Kraft reported total pro forma net profit of $522 million in the third quarter of 2001, up 24% on the year.
Nestle made a similar statement in its for the nine months ended Sept. 30, which showed a 5% rise in total sales to CHF62.4 billion but it didn't report earnings. In 2000, Nestle's net profit was at CHF5.8 billion.
When the figures were release, Nestle Chief Executive Peter Bradeck said people who say his company is benefiting from the coffee lows are wrong. He cited roasting, processing and advertising costs for the failure of retail prices to match the lower green coffee prices.
Sara Lee says its retail price follows structural changes in the purchase price of green coffee, and is, for example, down 18% since 1998 in the Netherlands.
But these statements don't sit well with Denis Sedieu, economist for the International Coffee Organization, which represents consumers and producers. He said that "for most (roasters) this is a good opportunity and (low prices) aren't against their interests."

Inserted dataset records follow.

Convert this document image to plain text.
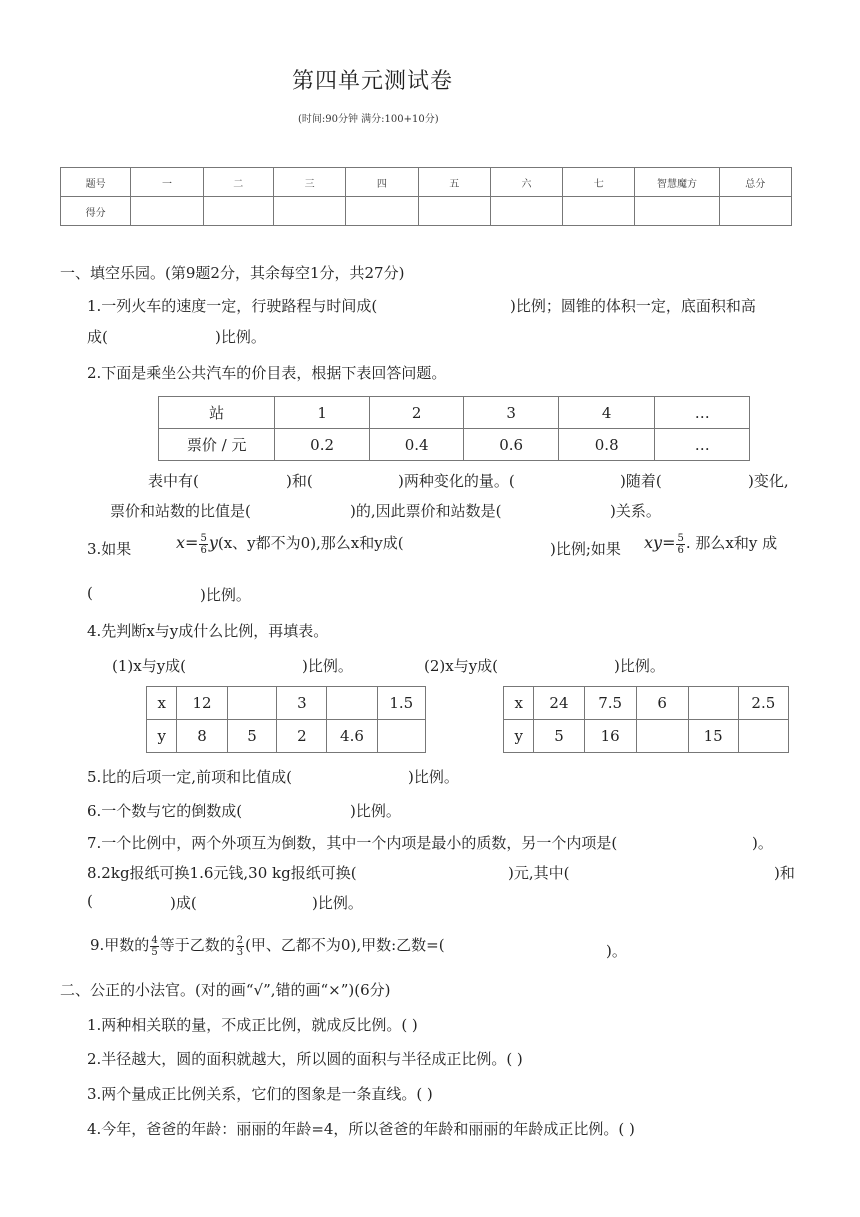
第四单元测试卷
(时间:90分钟 满分:100+10分)
题号	一	二	三	四	五	六	七	智慧魔方	总分
得分									
一、填空乐园。(第9题2分，其余每空1分，共27分)
1.一列火车的速度一定，行驶路程与时间成(	)比例；圆锥的体积一定，底面积和高
成(	)比例。
2.下面是乘坐公共汽车的价目表，根据下表回答问题。
站	1	2	3	4	…
票价 / 元	0.2	0.4	0.6	0.8	…
表中有(	)和(	)两种变化的量。(	)随着(	)变化,
票价和站数的比值是(	)的,因此票价和站数是(	)关系。
3.如果	$x= \frac{5}{6} y(x$、y都不为0),那么x和y成(	)比例;如果 $xy= \frac{5}{6}$ . 那么x和y 成
(	)比例。
4.先判断x与y成什么比例，再填表。
(1)x与y成(	)比例。	(2)x与y成(	)比例。
x	12		3		1.5
y	8	5	2	4.6	
x	24	7.5	6		2.5
y	5	16		15	
5.比的后项一定,前项和比值成(	)比例。
6.一个数与它的倒数成(	)比例。
7.一个比例中，两个外项互为倒数，其中一个内项是最小的质数，另一个内项是(	)。
8.2kg报纸可换1.6元钱,30 kg报纸可换(	)元,其中(	)和
(	)成(	)比例。
9.甲数的 $\frac{4}{5}$ 等于乙数的 $\frac{2}{3}$ (甲、乙都不为0),甲数:乙数=(	)。
二、公正的小法官。(对的画“√”,错的画“×”)(6分)
1.两种相关联的量，不成正比例，就成反比例。( )
2.半径越大，圆的面积就越大，所以圆的面积与半径成正比例。( )
3.两个量成正比例关系，它们的图象是一条直线。( )
4.今年，爸爸的年龄：丽丽的年龄=4，所以爸爸的年龄和丽丽的年龄成正比例。( )
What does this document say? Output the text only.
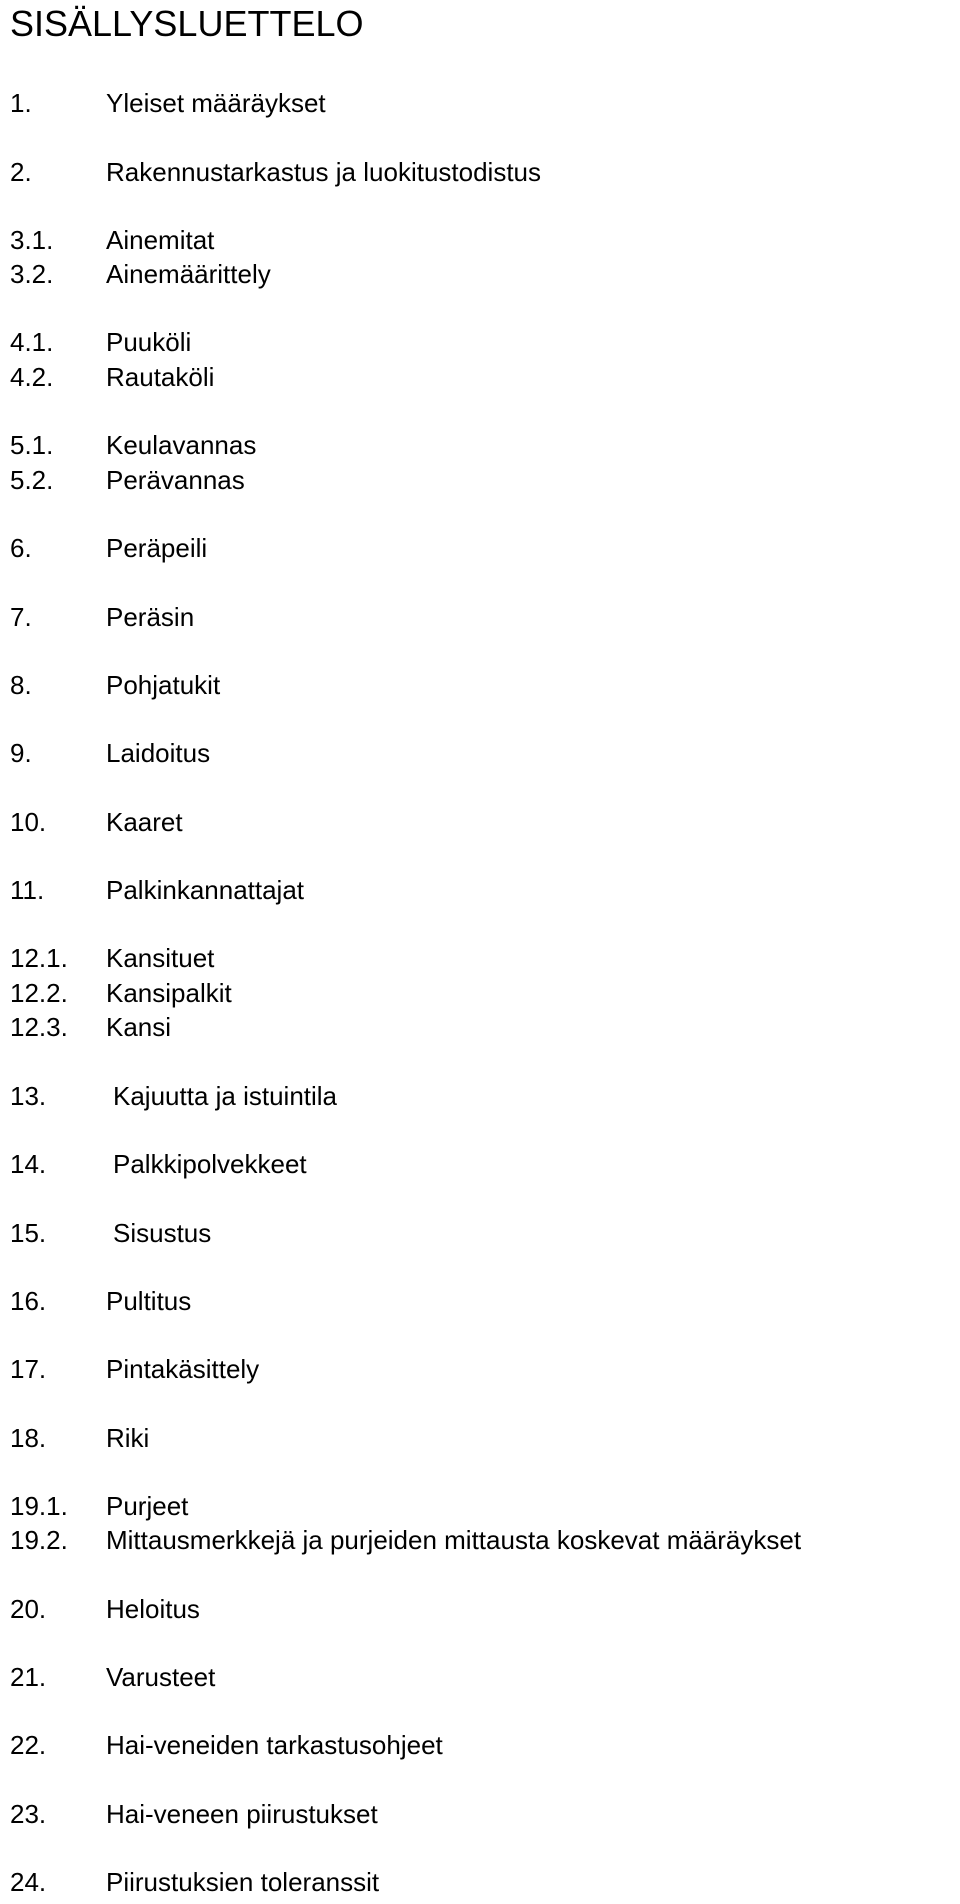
SISÄLLYSLUETTELO
1.	Yleiset määräykset
2.	Rakennustarkastus ja luokitustodistus
3.1. Ainemitat
3.2. Ainemäärittely
4.1. Puuköli
4.2. Rautaköli
5.1. Keulavannas
5.2. Perävannas
6.	Peräpeili
7.	Peräsin
8.	Pohjatukit
9.	Laidoitus
10. Kaaret
11. Palkinkannattajat
12.1. Kansituet
12.2. Kansipalkit
12.3. Kansi
13.	Kajuutta ja istuintila
14.	Palkkipolvekkeet
15.	Sisustus
16. Pultitus
17. Pintakäsittely
18. Riki
19.1. Purjeet
19.2. Mittausmerkkejä ja purjeiden mittausta koskevat määräykset
20. Heloitus
21. Varusteet
22. Hai-veneiden tarkastusohjeet
23. Hai-veneen piirustukset
24. Piirustuksien toleranssit
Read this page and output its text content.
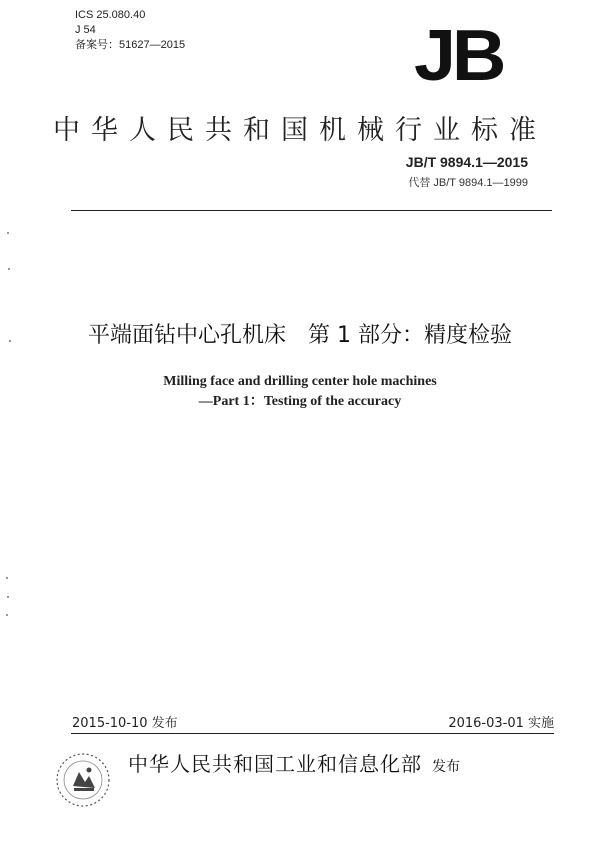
ICS 25.080.40
J 54
备案号：51627—2015	JB
中华人民共和国机械行业标准
JB/T 9894.1—2015
代替 JB/T 9894.1—1999
平端面钻中心孔机床 第 1 部分：精度检验
Milling face and drilling center hole machines
—Part 1：Testing of the accuracy
2015-10-10 发布	2016-03-01 实施
中华人民共和国工业和信息化部 发布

Likewise, Swiss coffee consultant Walter Zwald believes that a roaster processing 1 million 60-kilogram bags of coffee is $80 million better off this year than last because of the lower raw coffee price. The big three roasters each process more than 10 million bags of coffee a year.
"All Or Nothing" Response Seen From Roasters Critics aren't yet agreed on what, if anything, roasters should do to help alleviate the worsening financial situation for coffee farmers.
"I don't think that roasters should act as a charity but... there should be changes to the long-term imbalances in the market such as the growing monopoly of the majors and the fragmentation of producers," said the ACPC's Kufuor.
She added that rising ethical concern among consumers, gives producers "a lot of room" to get roasters to change course on their pricing policies.
Coffee consultant Zwald is also appealing to manufacturer concern about negative publicity to seek a $1 a bag donation for a worldwide coffee fund which would fund relief projects in producing and consuming countries.
"The consumer pays more and more attention to social and ethical concerns" so the industry needs to be proactive to avoid a public relations disaster stemming from the desperate circumstances of growers, he said.
However, equity analysts and the ICO's Sedieu believe it will probably be an "all or nothing" response from roasters depending on the public response. If there's not a big push from consumers, then sympathy statements from roasters may be all the help farmers get.
Competition is such in the sector that individual roasters can't spend any substantial amount on changing the market situation if the others aren't, said Sedieu.
"Only if all market participants do the same, will Nestle" or other roasters decide to balance out the coffee profits, a second Swiss-based analyst agreed.
But with economists predicting at least three more years of low prices ahead, there's still plenty of time for this issue to run.